Somente o que é indigno em mim se recusa a se curvar diante do que é digno. Quando encontro pessoas mais justas do que eu, devo reconhecer o valor delas e obedecer ao que vem por meio delas. Se não o faço, isso revela a minha própria indignidade. Deus nos educa por meio de pessoas que são um pouco melhores do que nós — não intelectualmente melhores, mas mais “santas”. Ele faz isso até que passemos a viver sob o governo do próprio Senhor. Quando estamos sob o seu governo, a atitude de toda a nossa vida é de obediência a ele.
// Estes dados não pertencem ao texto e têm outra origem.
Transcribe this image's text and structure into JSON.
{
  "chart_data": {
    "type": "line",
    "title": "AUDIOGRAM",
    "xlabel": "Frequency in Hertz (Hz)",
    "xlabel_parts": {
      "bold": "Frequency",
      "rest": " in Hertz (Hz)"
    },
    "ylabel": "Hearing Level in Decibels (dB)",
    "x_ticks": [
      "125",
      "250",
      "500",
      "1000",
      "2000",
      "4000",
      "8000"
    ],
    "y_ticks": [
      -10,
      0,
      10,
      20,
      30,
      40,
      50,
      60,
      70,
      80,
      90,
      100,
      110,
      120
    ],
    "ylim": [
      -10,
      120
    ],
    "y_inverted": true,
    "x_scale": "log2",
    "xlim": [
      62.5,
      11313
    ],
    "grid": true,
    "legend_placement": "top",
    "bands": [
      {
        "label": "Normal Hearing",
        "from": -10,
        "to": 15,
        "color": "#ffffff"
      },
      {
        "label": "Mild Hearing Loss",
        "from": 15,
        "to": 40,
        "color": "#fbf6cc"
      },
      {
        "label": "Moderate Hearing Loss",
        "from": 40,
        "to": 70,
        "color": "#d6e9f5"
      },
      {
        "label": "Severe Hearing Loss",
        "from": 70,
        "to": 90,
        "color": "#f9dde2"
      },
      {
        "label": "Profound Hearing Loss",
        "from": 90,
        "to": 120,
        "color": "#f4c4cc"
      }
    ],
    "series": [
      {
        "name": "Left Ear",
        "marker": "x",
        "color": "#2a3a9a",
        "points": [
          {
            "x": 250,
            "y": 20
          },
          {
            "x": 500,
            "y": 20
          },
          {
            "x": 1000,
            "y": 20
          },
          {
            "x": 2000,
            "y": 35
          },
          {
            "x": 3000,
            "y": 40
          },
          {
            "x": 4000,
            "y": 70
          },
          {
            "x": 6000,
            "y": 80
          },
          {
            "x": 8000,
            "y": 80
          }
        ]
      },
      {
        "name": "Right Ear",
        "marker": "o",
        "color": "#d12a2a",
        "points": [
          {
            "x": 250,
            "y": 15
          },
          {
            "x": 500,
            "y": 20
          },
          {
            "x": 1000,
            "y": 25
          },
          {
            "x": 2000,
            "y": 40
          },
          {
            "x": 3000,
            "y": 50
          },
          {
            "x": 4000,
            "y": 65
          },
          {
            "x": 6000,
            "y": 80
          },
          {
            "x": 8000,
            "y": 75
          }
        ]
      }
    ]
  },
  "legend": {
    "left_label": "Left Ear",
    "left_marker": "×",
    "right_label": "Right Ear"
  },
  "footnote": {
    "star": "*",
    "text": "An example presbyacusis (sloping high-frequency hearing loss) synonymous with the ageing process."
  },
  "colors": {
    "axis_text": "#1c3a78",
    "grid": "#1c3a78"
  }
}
A maneira como compreendo a obediência revela o meu crescimento na graça. Usamos a palavra obediência para significar a submissão de um inferior a um superior. Nosso Senhor usou a palavra para descrever um relacionamento de iguais, o de um Filho e um Pai: “Eu e o Pai somos um” (João 10:30). Jesus obedeceu ao Pai não porque não tivesse escolha, mas porque o amava. “Eu amo o Pai e faço exatamente o que meu Pai me ordenou” (14:31).
Quando vemos verdadeiramente o nosso Senhor, não podemos deixar de reconhecer a sua autoridade moral sobre nós. Nós lhe obedecemos prontamente, desejosos de demonstrar o nosso amor por ele: “Aquele que tem os meus mandamentos e os guarda, esse é o que me ama” (v. 21).